Dr. Lott Mamobolo (right) and Ms. Fae Samuels (above centre, with teachers role playing)

The Deputy Principal,
Mr. Simpson (at blackboard) during a classroom lesson

Ms. Reshma Sathiparsad,
Mr Akkers and Ms Fae Samuels

St. Theresa's caters to learners from Grade 1 to 7. It has 500 learners, 14 teachers, a principal and a deputy prinicipal.  It was our job to introduce the Future Aces program to teachers and learners at the school.

The Future Aces Philosophy supports the common curriculum by helping develop a positive sense of self  respect and concern for others, as well as a sense of belonging in the community, a sense of social responsibility, a commitment to democracy and human rights, and a love of learning. It also involved staff development workshops on conflict resolution. We also conducted a conflict resolution presentation to the social work, phychology and B.Ed. students at the University of Natal.

Future Aces is a Canadian program designed to help students develop self-confidence that will enable them to utilise their abilities in a positive way. It provides a model for behaviour based on teacheable social skills. The creed was adopted by the Board of Education in the former North York (now part of the Toronto District School Board) in 1990. 

At St. Theresa's Catholic Primary School the Future Aces Program was introduced to Ms. Munin's Grade 6 and 7 lifeskills classes. These are large classes and the program appeared appropriate in helping with interpersonal skill development. Learners were challenged to embrace the Future Aces philosophy which is based on motivating them to utilise their abilities in a positive way.

If followed, the philosophy helps learners to settle their differences in a peaceful way and thus contribute to anti-violence education both at school and in the community.

Learners showed enthusiam for the values expressed in the Future Aces creed. Ms. Munin spent approximately 10 to 15 minutes every day in each class stressing the importance of cooperative learning, one of the values promoted by the Future Aces program.

The program and its application to the school curriculum was presented to the whole school. Teachers who attended the workshop were able to recognise the importance of including the Future Aces philosophy in their curriculum. The Deputy Principal, Mr. Simpson, was also enthusiastic about the Future Aces program. He included some of the cooperative learning strategies in his Grade 7 Mathematics and Economics groups activity lessons.
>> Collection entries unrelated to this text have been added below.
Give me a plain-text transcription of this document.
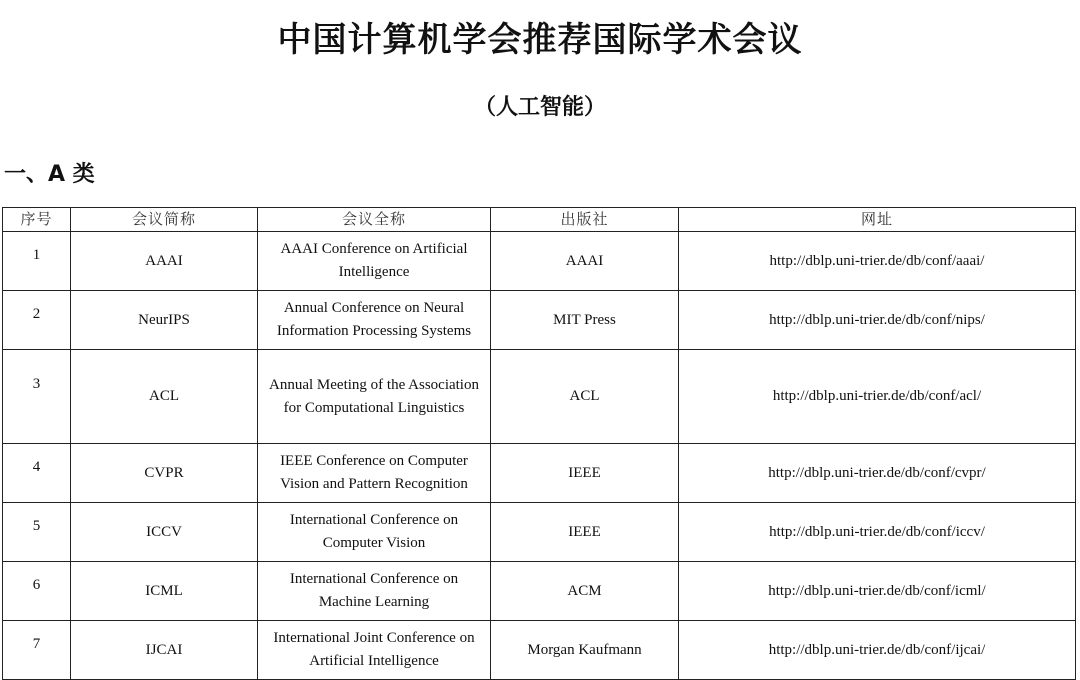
中国计算机学会推荐国际学术会议
（人工智能）
一、A 类
序号	会议简称	会议全称	出版社	网址
1	AAAI	AAAI Conference on Artificial Intelligence	AAAI	http://dblp.uni-trier.de/db/conf/aaai/
2	NeurIPS	Annual Conference on Neural Information Processing Systems	MIT Press	http://dblp.uni-trier.de/db/conf/nips/
3	ACL	Annual Meeting of the Association for Computational Linguistics	ACL	http://dblp.uni-trier.de/db/conf/acl/
4	CVPR	IEEE Conference on Computer Vision and Pattern Recognition	IEEE	http://dblp.uni-trier.de/db/conf/cvpr/
5	ICCV	International Conference on Computer Vision	IEEE	http://dblp.uni-trier.de/db/conf/iccv/
6	ICML	International Conference on Machine Learning	ACM	http://dblp.uni-trier.de/db/conf/icml/
7	IJCAI	International Joint Conference on Artificial Intelligence	Morgan Kaufmann	http://dblp.uni-trier.de/db/conf/ijcai/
A staff development workshop on cooperative interpersonal relationships was conducted for teachers at St. Theresa's Catholic Primary School. Another workshop on Violence Prevention and conflict resolution was presented to the social work, psychology and B.Ed. students at the University of Natal.
Although teachers were motivated and positive about the conflict resolution program, they were concerned about some of the difficulties and challenges they had to deal with in order to effectively implement the program.

Their concerns included the following:
• Lack of psychological and social work support (teachers were appreciative of the University of Natal's conflict resolution social work program);
• Dealing with learners who have been exposed to traumatic experiences;
• Dealing with learners who present behavioural problems;
• Dealing with disruptive and aggressive behaviours;
• Lack of resources to address violence and conflict in the classrooms.

It would appear the conflict resolution program offered by Ms. Reshma Sathiparsad, who runs violence prevention and conflict resolution programs in several elementary schools, providing opportunities for practicums for her Social Work II students. 

It is the only program available to a limited number of schools in Kwa-Zulu Natal. This program should be made available to more schools in order to effectively address the problem of violence in schools.

The project was well received and the SAWW board has approved a program to invite Ms Sathiparsad to visit Canada next year and view the conflict resolution models here.